Cookies, Push notifications, and clickable links

One aim of a "lightweight" web criminal is
to get you to click a link.
Its easy, cheap and can work for years without any effort on their part.

 

Why is clicking a link hazardous?

Clicking on a link can expose your computer to infection - and expose you to all kinds of scams. You should always check out a link to see if its safe.

I'll show you how to do this in a moment. But if you want to rush ahead, click here.

First lets look at two dialogs you often see when browsing: A "cookie acceptance" dialog - generally innocuous; and a "push notification" dialog which may not be.

Both of these will get you used to clicking "accept" - but you need to be wary of doing so.

  Cookies are (usually) safe  

cookies

Often a site you visit will not work - or not work smoothly - without cookies.

Cookies in themselves arent harmful, but they can expose your browsing habits - so perhaps let a company know what products you have been considering.

What is a cookie

A cookie is a tiny bit of information that gets stored on your device. Its too small to hold a virus. Websites use cookies to streamline your web experiences. Without cookies, you'd have to login again after you leave a site or rebuild your shopping cart if you accidentally close the page. Shopping sites use cookies to track items users previously viewed, allowing the sites to suggest other goods they might like and keep items in shopping carts while they continue shopping.

So many sites rely on cookies that often you will not be able to use the site until you have agreed to cookies via the "accept" button. It becomes a habit.

 Push notifications - often dangerous 

push request

 

By allowing a site to send notifications you are giving them permission to put any message or content they wish on your desktop at any time.

What is a notification

Push notifications are short messages that pop up on the user's mobile or desktop, nudging them to take some action. It comes from a site you have visited when you have given permission to send it. Sometimes this can be a reminder of an appointment, a delivery, a travel cancellation - or just be a reminder of a special offer.

Be suspicious - WHY does the company want to put messages on your screen at its own convenience?

You should only EVER allow them if you trust the site and WANT to get notifications from them. Fortunately they can only do this if you give them permission.

IMPORTANT: Allowing permission for a push notification is easy. There is presently NO easy way to withdraw that permission.

What harm can push notifications do?

In themselves they may just be a nuisance, popping up whenever you are browsing; but they can put misleading messages up that will worry you into taking action (such as clicking a link).. Here are two examples. The buttons (clean the computer, click here to fix the error, or in #2 "fix the problem") are all links, so you can check them as you see below. REMEMBER ANY part of the notification can be a link - even the X.

A push notification

push 1

Another push notification

push 2

Payment for a click!

Many advertising or selling sites will pay the "referrer" a small sum when they are visited. All they want is for you to read about (and possibly buy) their product. Because the bad guys can get money this way they have devised tricks to get you to visit pages you never intended to; this is "clickbait"

 Clickbait 

"Clickbait" is copy material specially designed to interest you and tempt you to click a link for "more information".

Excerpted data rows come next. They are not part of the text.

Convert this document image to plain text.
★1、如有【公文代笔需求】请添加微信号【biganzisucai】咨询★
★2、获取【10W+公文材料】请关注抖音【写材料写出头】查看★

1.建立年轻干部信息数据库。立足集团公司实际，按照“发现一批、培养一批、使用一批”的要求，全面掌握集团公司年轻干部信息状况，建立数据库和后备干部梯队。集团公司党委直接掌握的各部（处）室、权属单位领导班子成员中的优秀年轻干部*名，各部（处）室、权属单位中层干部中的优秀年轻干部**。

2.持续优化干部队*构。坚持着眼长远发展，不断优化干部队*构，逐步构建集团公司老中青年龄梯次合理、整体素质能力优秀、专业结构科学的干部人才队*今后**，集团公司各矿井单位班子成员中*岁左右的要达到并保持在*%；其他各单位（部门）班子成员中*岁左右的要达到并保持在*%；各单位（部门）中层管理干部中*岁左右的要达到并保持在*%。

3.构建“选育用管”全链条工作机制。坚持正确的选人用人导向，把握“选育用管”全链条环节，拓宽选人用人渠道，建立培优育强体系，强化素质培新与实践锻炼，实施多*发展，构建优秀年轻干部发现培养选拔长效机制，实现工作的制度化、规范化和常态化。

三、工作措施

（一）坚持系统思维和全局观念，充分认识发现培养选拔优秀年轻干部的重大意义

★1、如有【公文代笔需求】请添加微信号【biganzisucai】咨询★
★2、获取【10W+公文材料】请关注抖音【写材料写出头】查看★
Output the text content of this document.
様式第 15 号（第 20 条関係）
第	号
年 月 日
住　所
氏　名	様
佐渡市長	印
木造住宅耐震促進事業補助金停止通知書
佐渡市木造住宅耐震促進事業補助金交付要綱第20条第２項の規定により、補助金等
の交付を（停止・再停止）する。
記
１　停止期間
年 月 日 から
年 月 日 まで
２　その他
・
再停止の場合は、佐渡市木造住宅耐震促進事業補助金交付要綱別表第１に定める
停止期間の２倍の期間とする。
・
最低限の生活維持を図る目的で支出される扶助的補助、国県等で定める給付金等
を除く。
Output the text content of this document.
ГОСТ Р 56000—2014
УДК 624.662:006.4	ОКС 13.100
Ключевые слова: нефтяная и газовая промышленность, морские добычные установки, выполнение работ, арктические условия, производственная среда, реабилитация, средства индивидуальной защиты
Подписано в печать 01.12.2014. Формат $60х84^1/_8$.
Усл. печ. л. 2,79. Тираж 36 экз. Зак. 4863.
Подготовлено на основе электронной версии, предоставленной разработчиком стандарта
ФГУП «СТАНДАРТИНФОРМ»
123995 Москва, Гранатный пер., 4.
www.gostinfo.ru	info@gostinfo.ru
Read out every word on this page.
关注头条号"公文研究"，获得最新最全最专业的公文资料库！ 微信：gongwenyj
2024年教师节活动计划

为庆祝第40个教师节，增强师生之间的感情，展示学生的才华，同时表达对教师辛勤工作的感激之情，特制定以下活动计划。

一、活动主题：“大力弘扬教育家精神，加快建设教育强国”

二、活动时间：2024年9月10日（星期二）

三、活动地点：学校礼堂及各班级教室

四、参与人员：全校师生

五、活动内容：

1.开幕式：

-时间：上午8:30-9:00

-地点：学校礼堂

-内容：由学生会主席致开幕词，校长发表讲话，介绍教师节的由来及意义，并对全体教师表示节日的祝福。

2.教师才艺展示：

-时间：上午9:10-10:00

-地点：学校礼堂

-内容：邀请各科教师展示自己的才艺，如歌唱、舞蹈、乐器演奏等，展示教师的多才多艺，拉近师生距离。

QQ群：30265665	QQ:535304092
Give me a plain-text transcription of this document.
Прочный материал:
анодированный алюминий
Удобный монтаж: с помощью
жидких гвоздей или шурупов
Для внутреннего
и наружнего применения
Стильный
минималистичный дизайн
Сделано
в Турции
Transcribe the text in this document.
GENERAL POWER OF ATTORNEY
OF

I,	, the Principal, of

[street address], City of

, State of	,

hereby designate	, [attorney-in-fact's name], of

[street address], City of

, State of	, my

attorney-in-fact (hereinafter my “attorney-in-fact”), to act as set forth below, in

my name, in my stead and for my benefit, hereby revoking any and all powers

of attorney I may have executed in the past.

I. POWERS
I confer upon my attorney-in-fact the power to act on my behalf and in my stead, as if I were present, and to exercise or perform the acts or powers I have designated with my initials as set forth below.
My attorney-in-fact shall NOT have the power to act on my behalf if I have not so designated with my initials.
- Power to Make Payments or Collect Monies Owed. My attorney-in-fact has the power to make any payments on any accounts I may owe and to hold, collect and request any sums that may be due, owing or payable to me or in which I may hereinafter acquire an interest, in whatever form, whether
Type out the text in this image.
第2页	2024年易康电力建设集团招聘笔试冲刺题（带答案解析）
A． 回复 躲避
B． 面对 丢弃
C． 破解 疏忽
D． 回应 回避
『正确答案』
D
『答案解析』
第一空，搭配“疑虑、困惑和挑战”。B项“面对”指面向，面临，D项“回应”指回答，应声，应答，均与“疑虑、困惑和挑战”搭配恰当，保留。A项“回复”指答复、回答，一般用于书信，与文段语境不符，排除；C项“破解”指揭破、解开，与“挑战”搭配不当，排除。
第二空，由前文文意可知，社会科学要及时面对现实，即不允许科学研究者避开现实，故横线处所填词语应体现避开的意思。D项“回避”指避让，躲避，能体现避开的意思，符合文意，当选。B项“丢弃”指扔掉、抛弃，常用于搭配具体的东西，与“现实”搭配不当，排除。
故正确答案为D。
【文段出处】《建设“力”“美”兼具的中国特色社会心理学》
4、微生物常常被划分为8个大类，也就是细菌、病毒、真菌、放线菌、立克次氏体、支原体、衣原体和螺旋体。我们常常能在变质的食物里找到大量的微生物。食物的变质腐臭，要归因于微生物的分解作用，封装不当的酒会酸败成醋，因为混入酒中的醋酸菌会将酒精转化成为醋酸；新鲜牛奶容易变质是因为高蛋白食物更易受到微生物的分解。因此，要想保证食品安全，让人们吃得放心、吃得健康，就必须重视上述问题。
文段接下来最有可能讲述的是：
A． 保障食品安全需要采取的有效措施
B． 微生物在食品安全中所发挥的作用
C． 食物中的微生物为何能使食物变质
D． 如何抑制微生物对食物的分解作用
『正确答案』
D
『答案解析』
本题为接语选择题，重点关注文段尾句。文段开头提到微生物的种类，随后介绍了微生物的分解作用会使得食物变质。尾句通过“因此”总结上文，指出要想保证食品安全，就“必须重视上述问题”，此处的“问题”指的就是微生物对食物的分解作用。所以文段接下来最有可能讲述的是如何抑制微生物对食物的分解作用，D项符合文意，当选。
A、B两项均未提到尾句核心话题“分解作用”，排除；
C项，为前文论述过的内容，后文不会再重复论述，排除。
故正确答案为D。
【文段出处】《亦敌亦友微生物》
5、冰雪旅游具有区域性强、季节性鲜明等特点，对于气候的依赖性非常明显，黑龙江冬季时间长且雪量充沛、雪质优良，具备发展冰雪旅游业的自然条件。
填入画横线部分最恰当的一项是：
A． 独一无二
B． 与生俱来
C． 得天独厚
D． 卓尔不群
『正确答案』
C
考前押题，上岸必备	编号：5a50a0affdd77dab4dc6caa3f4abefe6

Here is an example - why would you want to put a rubber band around a door handle? A few seconds to see why wont hurt so we click on it.

The page you land on "21 Simple Home Repair Hacks To Save Your Time And Money" has some new features;
A LOT more "clickbait" links like this one; and a box asking to "allow notifications". (more later)

The title has already "primed" you for 21 clicks. The more you click the less cautious you become, until ..

you click on a link you really should not have clicked. This is where clickbait becomes more dangerous.

Bear this in mind;

a link that indicates it will take you to a safe (or seemingly innocuous) site may not do so.

 

How to check a link

HMRC Tax Returns Online <- this is a link

Rest your mouse cursor over the link above - DONT CLICK! This is called hovering. At the bottom left of your browser screen you will see some text telling you where the link will take you. Notice that the text does NOT say "HMRC etc" or anything remotely similar. This is a clue that the link may not be safe.

Try hovering over this link - would it be safe to click? What do you read in the text (bottom left of browser screen).

 

 

There is no obvious indication that this image is also a link, but if you hover your mouse over it you will see the link address in the bottom left of your browser window.

Now click on the image to see what happens.

It IS safe - its a test of your virus protection.

 Links to downloads 

A link can also trigger a download.

This is one way you can get useful programs for your PC; for example THIS PAGE will let you download a program that can check the health of your hard drive.

If you click the green button on that page to start the download ..

You should see a window like this

 

In this case its safe to save it - its a useful program.

However download links aren't always so obvious nor so innocent.

 

You should NEVER download and install a program unless you know its safe -
and if you think you do, check that the program you download is what you expected BEFORE you install it!